Vorher war ich bis 2009 in der CDU, deren Kreisverband seit 2003 von Mike Mohrig geleitet wurde. Da fanden immer wieder Säuberungen statt und nur extreme Kriecher konnten etwas werden. Wegen geringsten Vergehen wurden Leute kaltgestellt. Mohrings Konkurrentin um den Bundestagswahlkreis – Vera Lengsfeld – hatte die Mittelstandsvereinigung MIT gegründet. Alle, die daran teilgenommen hatten, kamen auf die schwarze Liste. Nun ist die CDU sicher kein Maßstab für demokratische Tugenden. Wenn sie das wäre, so würde man erkennen, daß die thüringer AfD im Innern wesentlich liberaler geführt wird, als die christdemokratische Konkurrenz. Auch wenn in einem Sportlehrer immer ein Antreiber steckt.

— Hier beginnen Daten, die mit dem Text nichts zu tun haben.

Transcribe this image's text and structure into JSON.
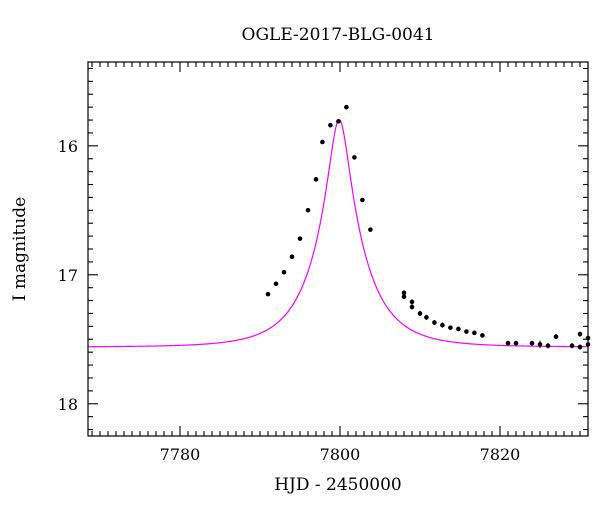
{
  "chart_data": {
    "type": "scatter",
    "title": "OGLE-2017-BLG-0041",
    "xlabel": "HJD - 2450000",
    "ylabel": "I magnitude",
    "xlim": [
      7768.5,
      7831
    ],
    "ylim": [
      18.25,
      15.35
    ],
    "y_inverted": true,
    "x_ticks": [
      7780,
      7800,
      7820
    ],
    "y_ticks": [
      16,
      17,
      18
    ],
    "grid": false,
    "colors": {
      "model": "#ff00ff",
      "points": "#000000"
    },
    "series": [
      {
        "type": "scatter",
        "x": [
          7791.0,
          7792.0,
          7793.0,
          7794.0,
          7795.0,
          7796.0,
          7797.0,
          7797.8,
          7798.8,
          7799.8,
          7800.8,
          7801.8,
          7802.8,
          7803.8,
          7808.0,
          7808.0,
          7809.0,
          7809.0,
          7810.0,
          7810.8,
          7811.8,
          7812.8,
          7813.8,
          7814.8,
          7815.8,
          7816.8,
          7817.8,
          7821.0,
          7822.0,
          7824.0,
          7825.0,
          7826.0,
          7827.0,
          7829.0,
          7830.0,
          7830.0,
          7831.0,
          7831.0
        ],
        "y": [
          17.15,
          17.07,
          16.98,
          16.86,
          16.72,
          16.5,
          16.26,
          15.97,
          15.84,
          15.81,
          15.7,
          16.09,
          16.42,
          16.65,
          17.14,
          17.17,
          17.21,
          17.25,
          17.3,
          17.33,
          17.37,
          17.39,
          17.41,
          17.42,
          17.44,
          17.45,
          17.47,
          17.53,
          17.53,
          17.53,
          17.54,
          17.55,
          17.48,
          17.55,
          17.46,
          17.56,
          17.49,
          17.54
        ],
        "err": [
          0.01,
          0.01,
          0.01,
          0.01,
          0.01,
          0.01,
          0.01,
          0.01,
          0.01,
          0.01,
          0.01,
          0.01,
          0.01,
          0.01,
          0.02,
          0.02,
          0.02,
          0.02,
          0.02,
          0.02,
          0.02,
          0.02,
          0.015,
          0.015,
          0.015,
          0.015,
          0.015,
          0.02,
          0.02,
          0.02,
          0.03,
          0.02,
          0.02,
          0.02,
          0.02,
          0.02,
          0.02,
          0.02
        ]
      },
      {
        "type": "line",
        "model": "pspl",
        "params": {
          "t0": 7799.9,
          "u0": 0.2,
          "tE": 6.0,
          "mbase": 17.56
        }
      }
    ]
  }
}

Auch bei den thüringischen Grünen ist innerparteilich die Diskussion um den besten Weg unter die Räder gekommen. Eine kleine Clique um KGE, Lauinger und Co. hat dank der Ressourcen der Landtagsfraktion inzwischen das Übergewicht in den Gremien erlangt und kann – was Personalien betrifft – schalten und walten. Eine Führerpartei ensteht immer wieder sehr schnell. Wer im Glashaus sitzt, soll nicht mit Steinen werfen.